Beyond the state tax picture, the federal tax applies uniformly across America, and it’s often seen as a bigger issue. A lot of companies are saying the U.S. rate is so high that they’re not repatriating profits Mark Sweeney, senior principal with McCallum Sweeney Consulting There are all kinds of project-specific variables that enter into how big that tax bite will be, including “how much capital investment you have and how much inventory you’re carrying,” Thompson notes. Is it a corporate headquarters? A manufacturing branch of a much bigger entity? A distribution center? And for that matter, even if a tax based on profits would be expected, how soon will a brand-new location be deemed profitable, particularly if startup costs are high?
Changes in Tax Laws
As if that weren’t complicated enough, the picture is made all the murkier by the never-ending changes in state tax law, as varying jurisdictions try to make themselves more attractive to expanding companies. “More states are looking at the tax structure,” says Dean Uminski, partner with Crowe Horwath LLP. Some, in fact, are betting that they’ll be more attractive if they revamp the tax structure enough that at least some of their incentives and exemptions won’t even be needed anymore.

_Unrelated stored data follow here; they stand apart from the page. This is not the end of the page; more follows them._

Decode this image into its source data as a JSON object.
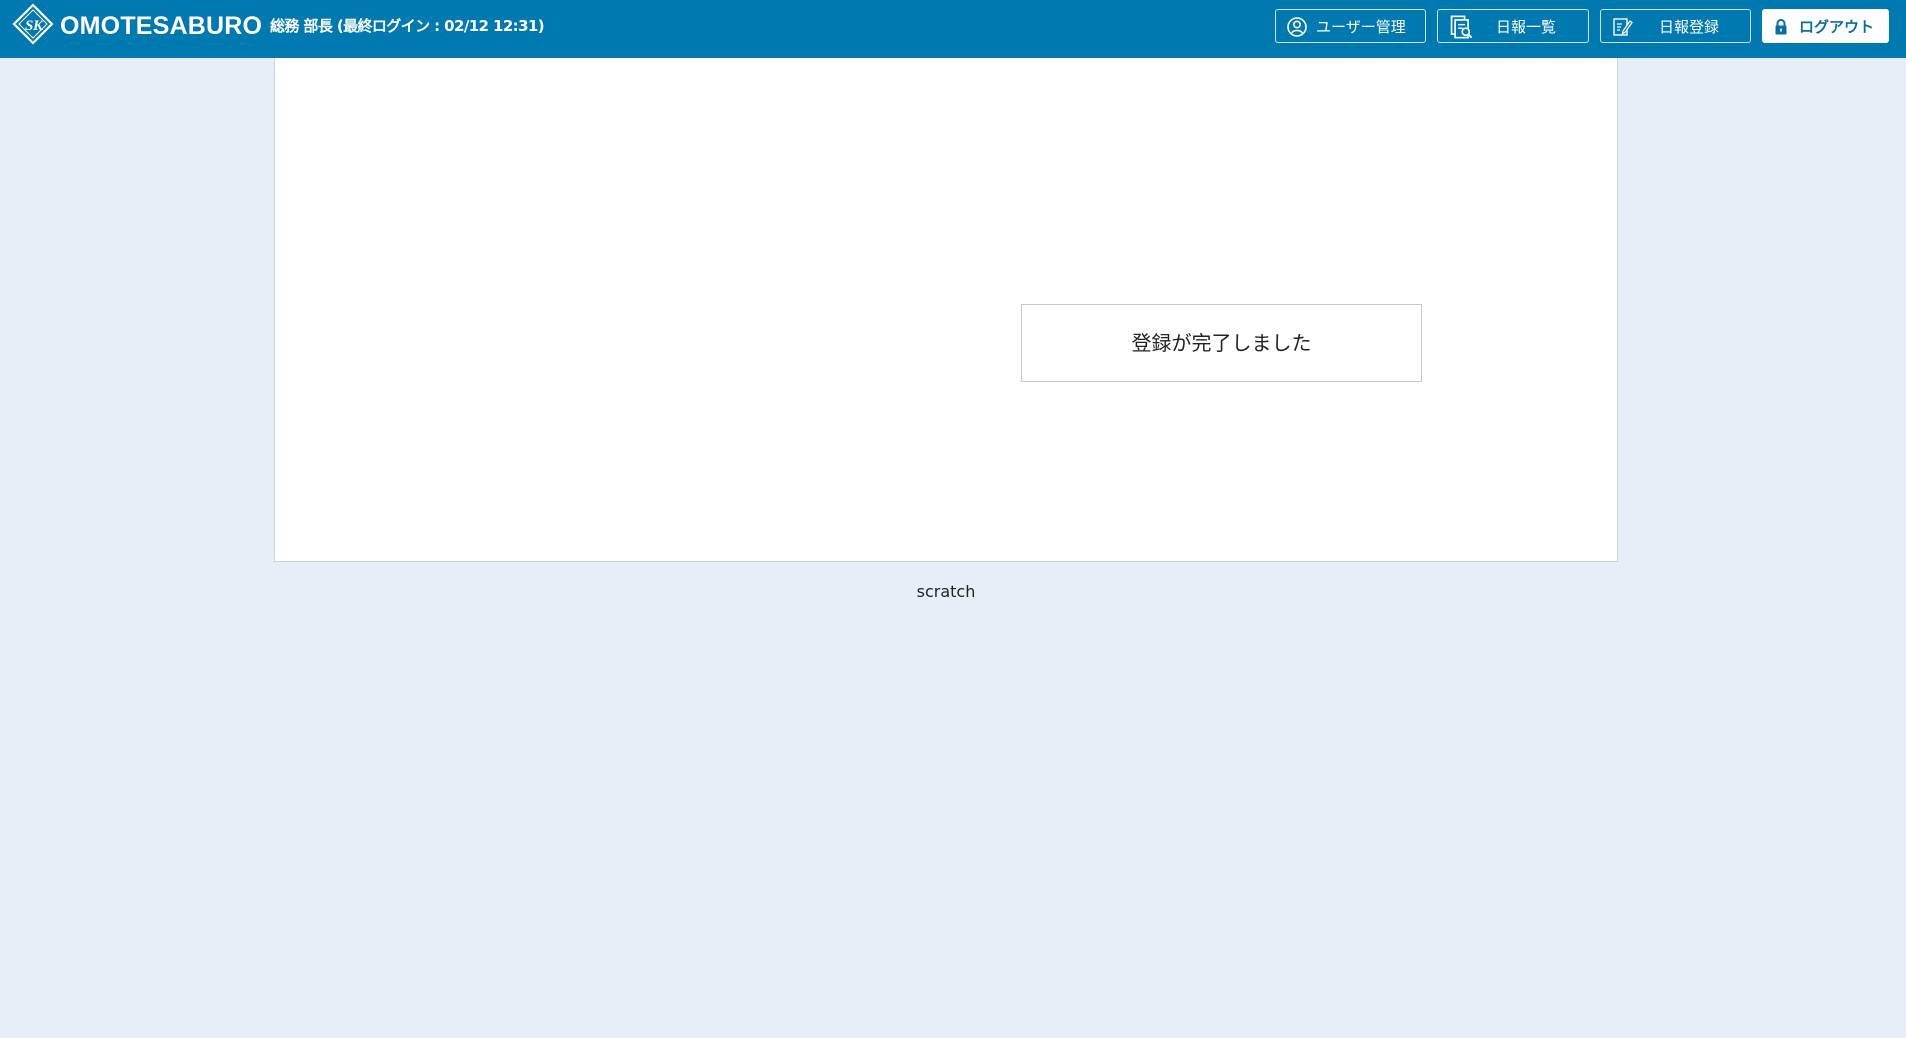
{
  "header": {
    "brand": "OMOTESABURO",
    "user_info": "総務 部長 (最終ログイン : 02/12 12:31)",
    "logo_icon": "sk-diamond-logo-icon",
    "background_color": "#0079b0"
  },
  "nav": {
    "users_label": "ユーザー管理",
    "users_icon": "user-circle-icon",
    "report_list_label": "日報一覧",
    "report_list_icon": "document-search-icon",
    "report_register_label": "日報登録",
    "report_register_icon": "edit-note-icon",
    "logout_label": "ログアウト",
    "logout_icon": "lock-icon"
  },
  "main": {
    "message": "登録が完了しました"
  },
  "footer": {
    "text": "scratch"
  }
}
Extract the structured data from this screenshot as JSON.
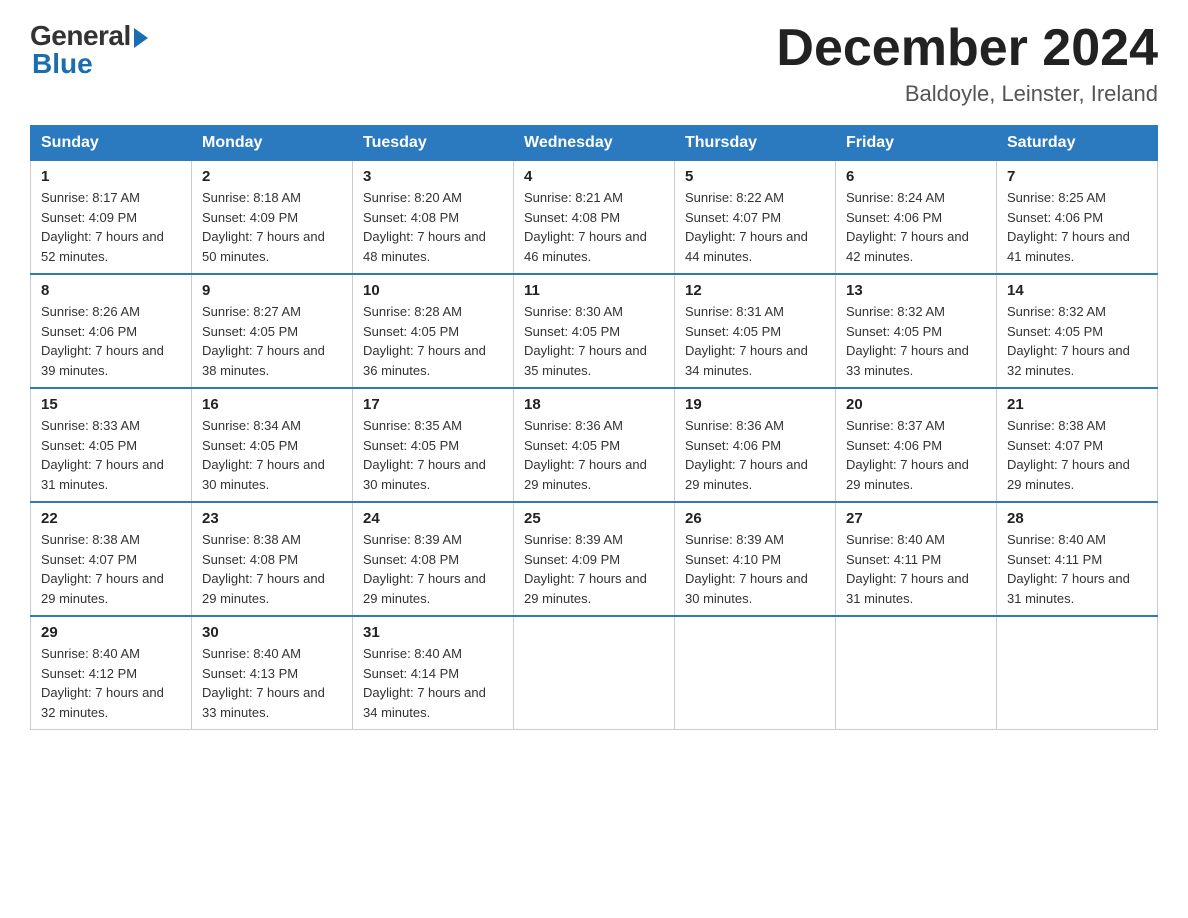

In particular, Uminski says, “A lot of states are going to single sales factor.” That refers to the way that states apportion the amount of tax a company owes on its profits. A standard approach has been to determine what’s owed using a formula based on multiple factors, including the share of that company’s property, payroll, and sales located in a particular state. Single sales factor, on the other hand, determines the share of profits to be taxed solely on the proportion of sales that take place in that state. Under that concept, a company that sells all of its goods elsewhere, in other states or countries, would not owe any corporate income tax in its home state.
Burden Heavier in the U.S.
Beyond the state tax picture, the federal tax applies uniformly across America, and it’s often seen as a bigger issue. “A lot of companies are saying the U.S. rate is so high that they’re not repatriating profits,” Sweeney says. There are moves to change tax law, but he says it’s a complicated issue, and there’s a risk that certain changes could inadvertently just encourage more investment overseas.
What seems clear to many observers is that U.S. tax law sometimes puts the U.S. at a location disadvantage, compared to some other countries. “Our corporate income tax rate is one of the highest in the world,” says Bob Hess, executive managing director and head of Global Consulting for Newmark Grubb Knight Frank. He has seen some major investments end up elsewhere, in part because of the tax question. “It is impacting FDI. It’s driving away certain industries.”